Recordaba que sus compañeros mantenían una expresión tan seria como la suya misma, esperando a la llegada del que sería su profesor.
—¿Cuánto más se va a tardar? —había mascullado un muchacho de rasgos asiáticos que respondía al nombre de Ping*.
—Lo que tenga que tardar —espetó la castaña que estaba a su lado.
Le hubiera gustado decir que lo que siguió, que el momento en que lo conoció fue mágico, pero estaría mintiendo.
Tan pronto como Bella hubo pronunciado esas palabras, una de las tantas puertas que daba acceso a la sala se abrió, revelando una figura que caminaba entre los lugares no iluminados.
Cuando llegó hasta ellos y ya libre de la oscuridad de las sombras, pudieron ver a cierto hombre que se movía sin prisa, grácil y taciturno.
Aún era capaz de recordar que llevaba la abundante barba tan pelirroja como la cabellera, en ese entonces Elsa se dijo que ambas habían sido cortadas con la intención de dar un aire desenfadadamente formal; iba ataviado en una camisa almidonada con un chaleco encima y una corbata en tonalidades oscuras, el pantalón tenía la raya bien planchada y los zapatos relucían de limpios.
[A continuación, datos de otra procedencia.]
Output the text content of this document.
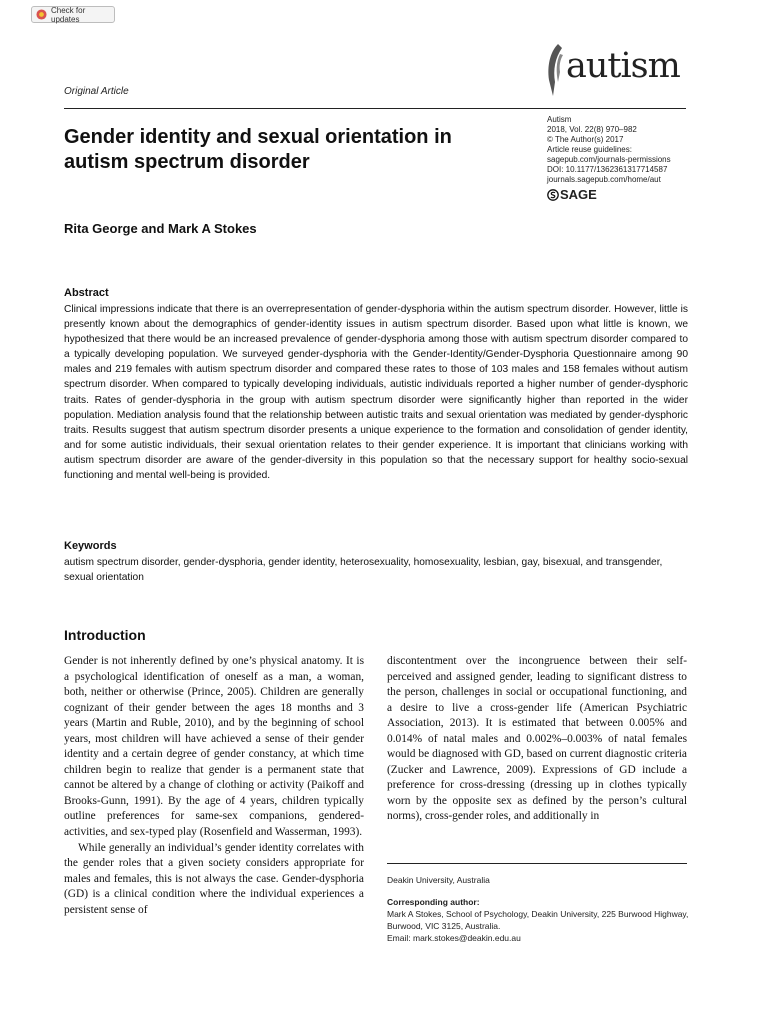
Check for updates
autism
Original Article
Gender identity and sexual orientation in autism spectrum disorder
Autism
2018, Vol. 22(8) 970–982
© The Author(s) 2017
Article reuse guidelines:
sagepub.com/journals-permissions
DOI: 10.1177/1362361317714587
journals.sagepub.com/home/aut
SAGE
Rita George and Mark A Stokes
Abstract

Clinical impressions indicate that there is an overrepresentation of gender-dysphoria within the autism spectrum disorder. However, little is presently known about the demographics of gender-identity issues in autism spectrum disorder. Based upon what little is known, we hypothesized that there would be an increased prevalence of gender-dysphoria among those with autism spectrum disorder compared to a typically developing population. We surveyed gender-dysphoria with the Gender-Identity/Gender-Dysphoria Questionnaire among 90 males and 219 females with autism spectrum disorder and compared these rates to those of 103 males and 158 females without autism spectrum disorder. When compared to typically developing individuals, autistic individuals reported a higher number of gender-dysphoric traits. Rates of gender-dysphoria in the group with autism spectrum disorder were significantly higher than reported in the wider population. Mediation analysis found that the relationship between autistic traits and sexual orientation was mediated by gender-dysphoric traits. Results suggest that autism spectrum disorder presents a unique experience to the formation and consolidation of gender identity, and for some autistic individuals, their sexual orientation relates to their gender experience. It is important that clinicians working with autism spectrum disorder are aware of the gender-diversity in this population so that the necessary support for healthy socio-sexual functioning and mental well-being is provided.

Keywords

autism spectrum disorder, gender-dysphoria, gender identity, heterosexuality, homosexuality, lesbian, gay, bisexual, and transgender, sexual orientation

Introduction

Gender is not inherently defined by one’s physical anatomy. It is a psychological identification of oneself as a man, a woman, both, neither or otherwise (Prince, 2005). Children are generally cognizant of their gender between the ages 18 months and 3 years (Martin and Ruble, 2010), and by the beginning of school years, most children will have achieved a sense of their gender identity and a certain degree of gender constancy, at which time children begin to realize that gender is a permanent state that cannot be altered by a change of clothing or activity (Paikoff and Brooks-Gunn, 1991). By the age of 4 years, children typically outline preferences for same-sex companions, gendered-activities, and sex-typed play (Rosenfield and Wasserman, 1993).

While generally an individual’s gender identity correlates with the gender roles that a given society considers appropriate for males and females, this is not always the case. Gender-dysphoria (GD) is a clinical condition where the individual experiences a persistent sense of

discontentment over the incongruence between their self-perceived and assigned gender, leading to significant distress to the person, challenges in social or occupational functioning, and a desire to live a cross-gender life (American Psychiatric Association, 2013). It is estimated that between 0.005% and 0.014% of natal males and 0.002%–0.003% of natal females would be diagnosed with GD, based on current diagnostic criteria (Zucker and Lawrence, 2009). Expressions of GD include a preference for cross-dressing (dressing up in clothes typically worn by the opposite sex as defined by the person’s cultural norms), cross-gender roles, and additionally in

Deakin University, Australia
Corresponding author:
Mark A Stokes, School of Psychology, Deakin University, 225 Burwood Highway, Burwood, VIC 3125, Australia.
Email: mark.stokes@deakin.edu.au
Todo en color negro.
Vio a la castaña, Bella, aferrarse al estuche de su propio violín y ahogó una exclamación.
—¿Estás bien? —había preguntado la albina, sin dejar de mirar al recién llegado.
Había pensado que debía estar por los treinta y pocos...
—Son muy crueles —masculló Bella—, no tenía tantas expectativas porque pensé que estaría bajo la tutela de un mediocre y ahora me salen con esto.
—No entiendo...
—Él...
Fue feliz al recordar como la voz del colorado inundó la sala, haciéndose oír en cada rincón, fuerte y clara de una manera que muy pocos lograban.
—Me llamo Hans Westergaard —se había presentado mientras paseaba los orbes cuyo color no pudo discernir en ese momento desde la distancia que los separaba—, para los amigos señor y para ustedes, profesor.
Su mente ya gastada logró recordarse a sí misma, parpadeando y manteniendo una expresión impávida. Había escuchado sobre él, su maldito nombre era conocido hasta por el más tonto de los payasos que decían amar tocar el violín.
El hombre frente a ella, su profesor, era el único que había logrado...
—Si están aquí es porque de verdad lo merecen —continuó el colorado, pasando por alto la sorpresa de los demás—; si no, pues no me costará nada mostrarles en qué dirección queda la salida.
—Escuché que era duro —comentó la tal Wendy Darling* con su jocoso acento británico.
¿Duro? Hans era más que eso.
—No tengo preferencias por nadie, así que no esperen un trato distinto —los ojos del colorado se habían posado sobre ella durante varios segundos más que en los demás antes de seguir con su recorrido visual—. Quien tiene madera para esto la tiene; y quien no, no. Aquí no existen los puntos intermedios.
Le gustaría decir que le resultó un placer conocerlo, pero nuevamente estaría mintiendo. Por aquella época se sintió intimada, y ella siempre había odiado sentirse así.
No lo conocía y ya comenzaba a detestarlo.
—¿Quieren aprender a tocar? Váyanse de una vez —instruyó, tomando un cuadernillo lleno de piezas—. ¿Quieren tocar tanto que los dedos se les rompan? Bienvenidos sean.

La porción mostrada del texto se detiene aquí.